Social media “enables me to compete with NFL and ESPN,” said @Cindyboren of the @WashingtonPost. Twitter levels the playing field for her.

The toughest challenge for  for @RickDunham? Time management, given the need to keep up with updating the Houston Chronicle’ digital outposts and the conversations . Community moderation is unending and necessary.

Rick also made a fascinating point about #journalism ethics and #socialmedia: keeping ideological balance with subscriptions to fan pages for politicians on Facebook is important in the digital age to maintain balance. Reporters need to follow everyone on their beat.

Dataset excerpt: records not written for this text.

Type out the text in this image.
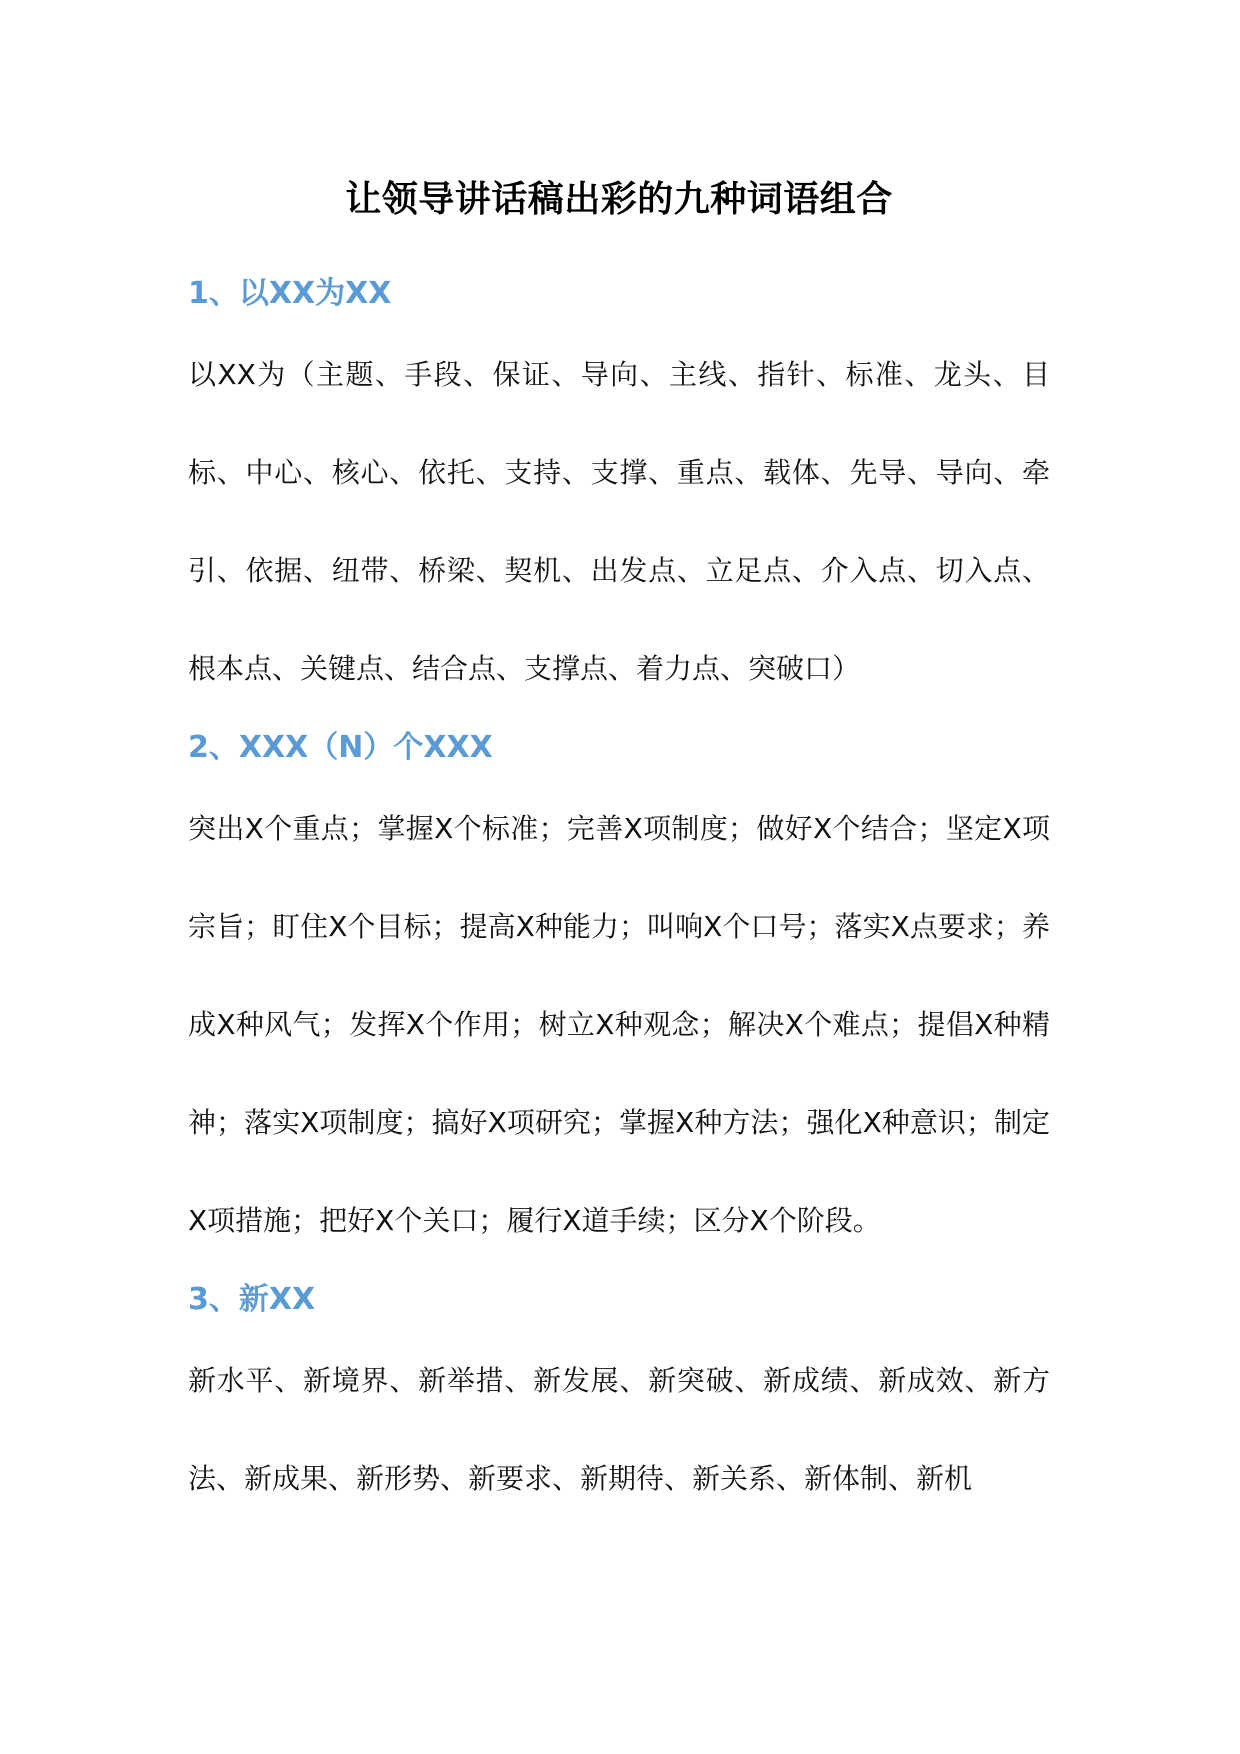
让领导讲话稿出彩的九种词语组合
1、以XX为XX

以XX为（主题、手段、保证、导向、主线、指针、标准、龙头、目标、中心、核心、依托、支持、支撑、重点、载体、先导、导向、牵引、依据、纽带、桥梁、契机、出发点、立足点、介入点、切入点、根本点、关键点、结合点、支撑点、着力点、突破口）

2、XXX（N）个XXX

突出X个重点；掌握X个标准；完善X项制度；做好X个结合；坚定X项宗旨；盯住X个目标；提高X种能力；叫响X个口号；落实X点要求；养成X种风气；发挥X个作用；树立X种观念；解决X个难点；提倡X种精神；落实X项制度；搞好X项研究；掌握X种方法；强化X种意识；制定X项措施；把好X个关口；履行X道手续；区分X个阶段。

3、新XX

新水平、新境界、新举措、新发展、新突破、新成绩、新成效、新方法、新成果、新形势、新要求、新期待、新关系、新体制、新机
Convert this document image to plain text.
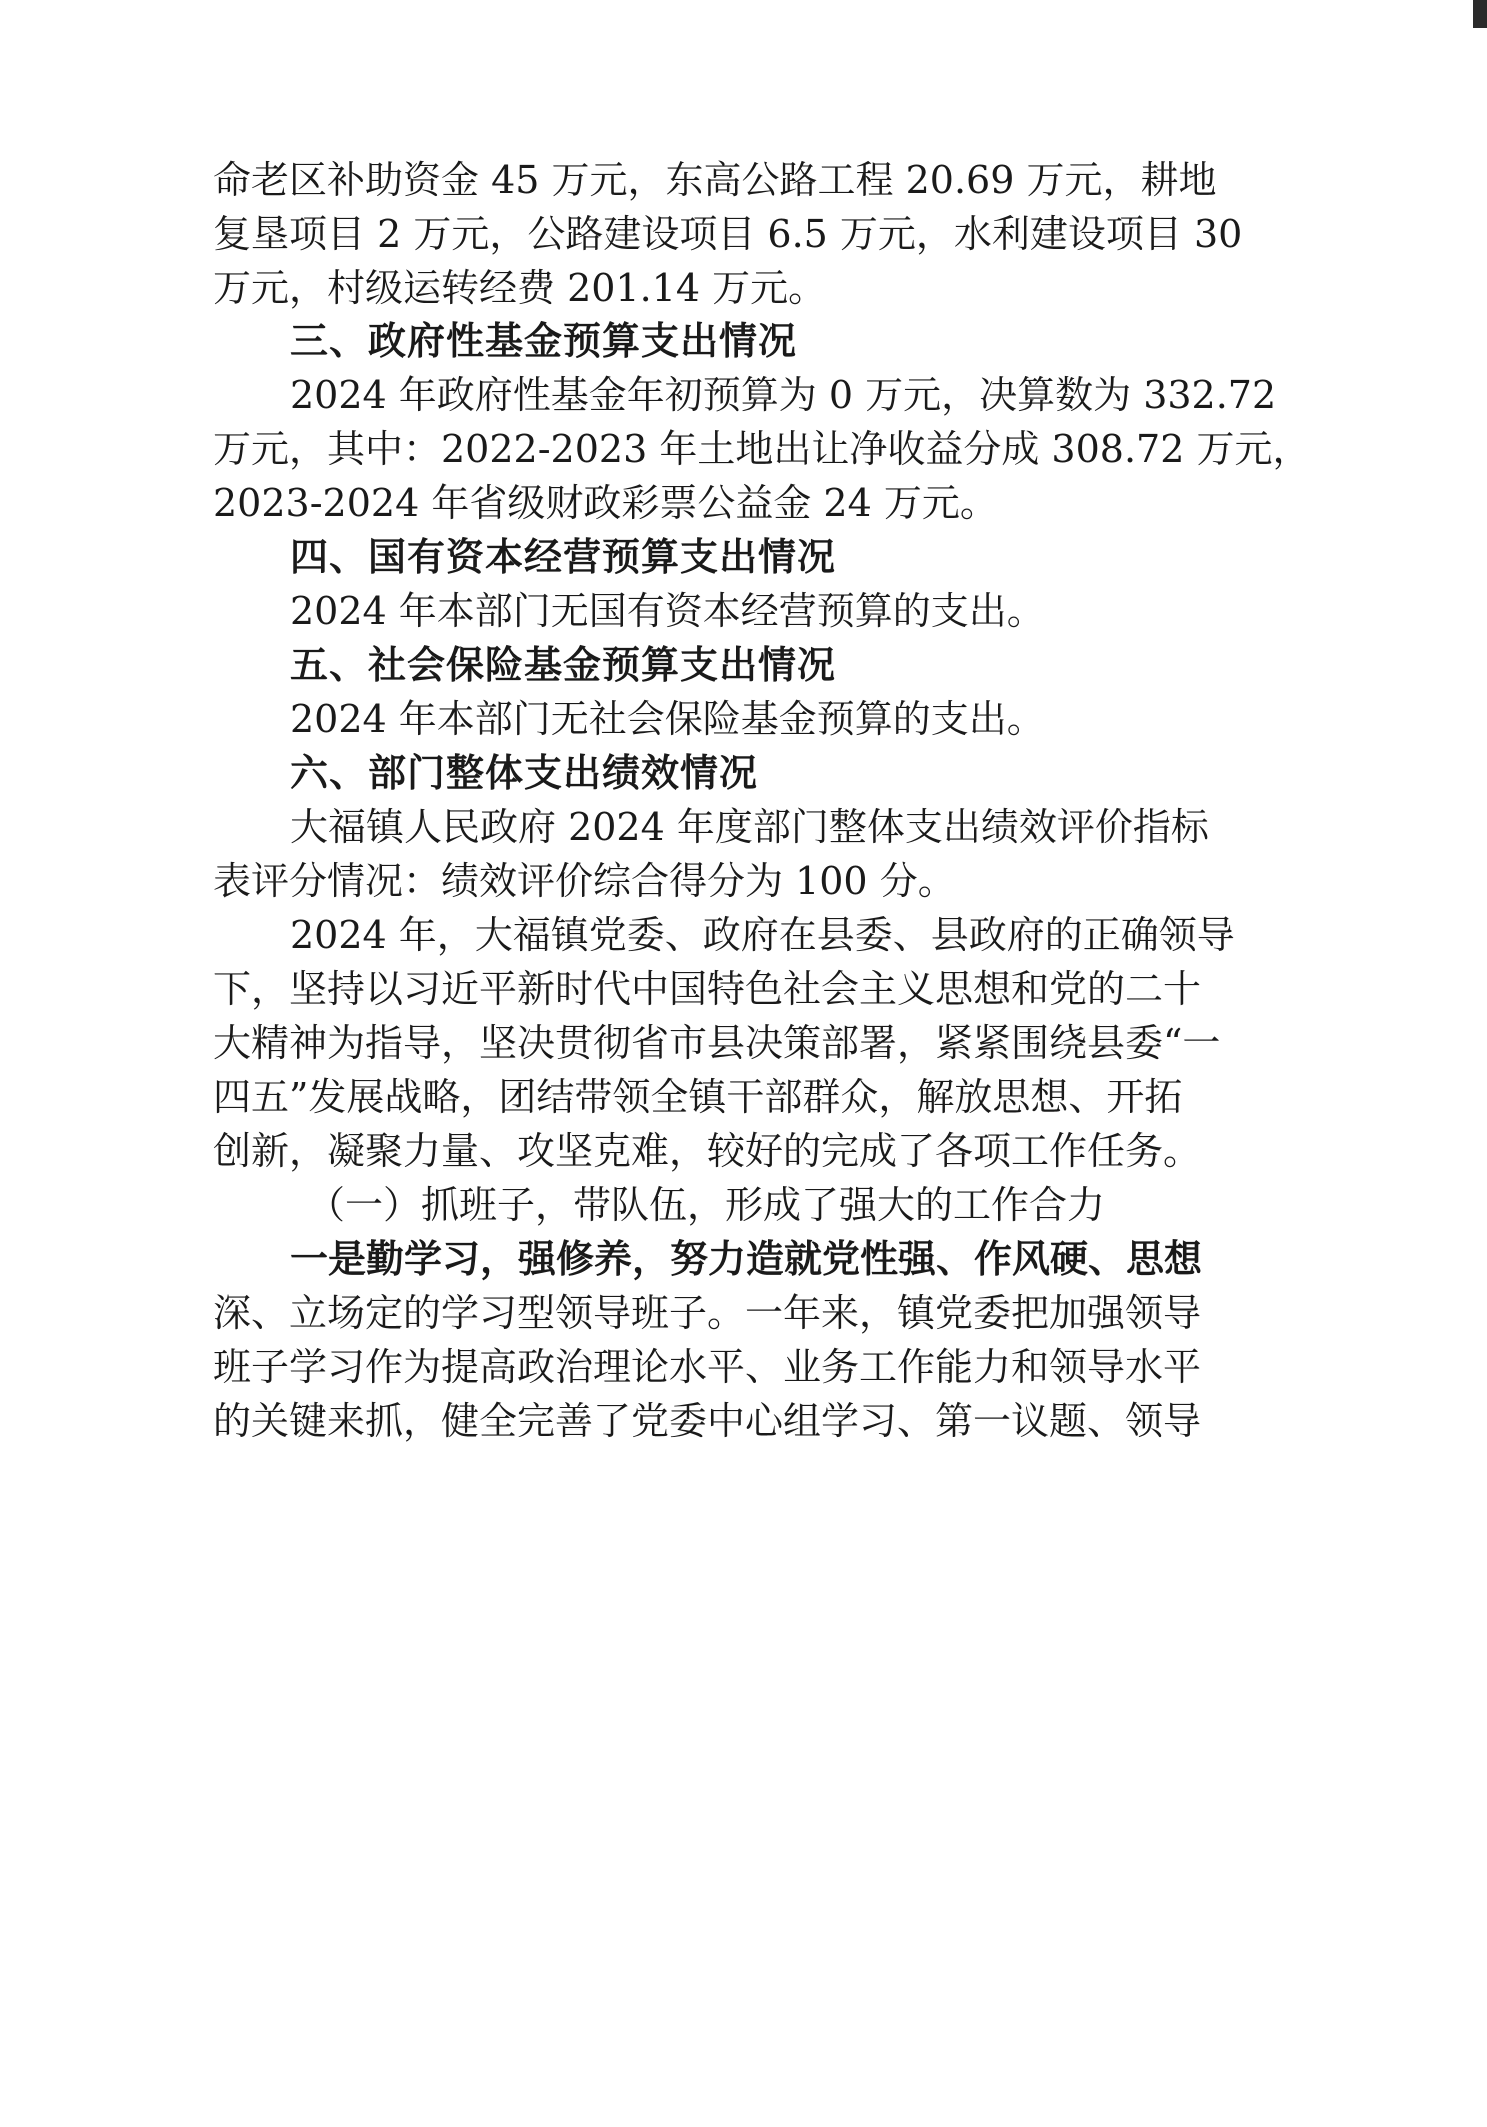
命老区补助资金 45 万元，东高公路工程 20.69 万元，耕地
复垦项目 2 万元，公路建设项目 6.5 万元，水利建设项目 30
万元，村级运转经费 201.14 万元。
三、政府性基金预算支出情况
2024 年政府性基金年初预算为 0 万元，决算数为 332.72
万元，其中：2022-2023 年土地出让净收益分成 308.72 万元，
2023-2024 年省级财政彩票公益金 24 万元。
四、国有资本经营预算支出情况
2024 年本部门无国有资本经营预算的支出。
五、社会保险基金预算支出情况
2024 年本部门无社会保险基金预算的支出。
六、部门整体支出绩效情况
大福镇人民政府 2024 年度部门整体支出绩效评价指标
表评分情况：绩效评价综合得分为 100 分。
2024 年，大福镇党委、政府在县委、县政府的正确领导
下，坚持以习近平新时代中国特色社会主义思想和党的二十
大精神为指导，坚决贯彻省市县决策部署，紧紧围绕县委“一
四五”发展战略，团结带领全镇干部群众，解放思想、开拓
创新，凝聚力量、攻坚克难，较好的完成了各项工作任务。
（一）抓班子，带队伍，形成了强大的工作合力
一是勤学习，强修养，努力造就党性强、作风硬、思想
深、立场定的学习型领导班子。一年来，镇党委把加强领导
班子学习作为提高政治理论水平、业务工作能力和领导水平
的关键来抓，健全完善了党委中心组学习、第一议题、领导
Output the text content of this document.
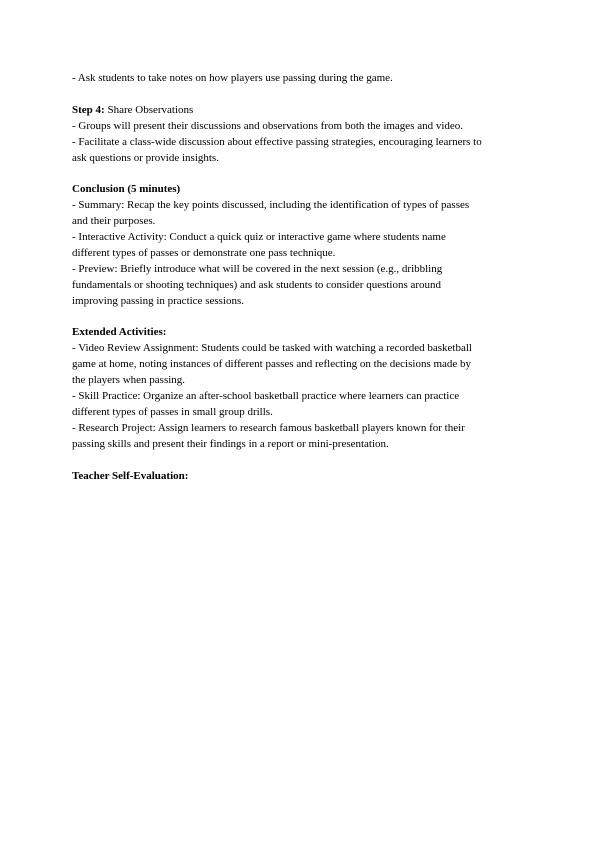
- Ask students to take notes on how players use passing during the game.

Step 4: Share Observations
- Groups will present their discussions and observations from both the images and video.
- Facilitate a class-wide discussion about effective passing strategies, encouraging learners to
ask questions or provide insights.
Conclusion (5 minutes)
- Summary: Recap the key points discussed, including the identification of types of passes
and their purposes.
- Interactive Activity: Conduct a quick quiz or interactive game where students name
different types of passes or demonstrate one pass technique.
- Preview: Briefly introduce what will be covered in the next session (e.g., dribbling
fundamentals or shooting techniques) and ask students to consider questions around
improving passing in practice sessions.
Extended Activities:
- Video Review Assignment: Students could be tasked with watching a recorded basketball
game at home, noting instances of different passes and reflecting on the decisions made by
the players when passing.
- Skill Practice: Organize an after-school basketball practice where learners can practice
different types of passes in small group drills.
- Research Project: Assign learners to research famous basketball players known for their
passing skills and present their findings in a report or mini-presentation.
Teacher Self-Evaluation:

I asked a question about sourcing, as you’ll see if you watch the video. The panel provided good answers. Both @cindyboren and @rickdunham apply classic standards of #journalism to confirm the truth of statements, usually by calling people or  “@’ing the source.” Pick up that phone!

Rick also made a fascinating observation: the Chronicle is  realizing real adverstising revenue by livestreaming confirmation hearings and Congressional town halls to interested readers. Er, viewers.  By carrying such news events on their websites, newspapers have become in effect independent Internet TV stations. Hello, convergence.

As an aside, I learned Helen Thomas is @frontrowhelen on Twitter. @IkePigott made her an account.

Great event. Many new faces, with others now becoming more familiar as I get to know the local DC new media community.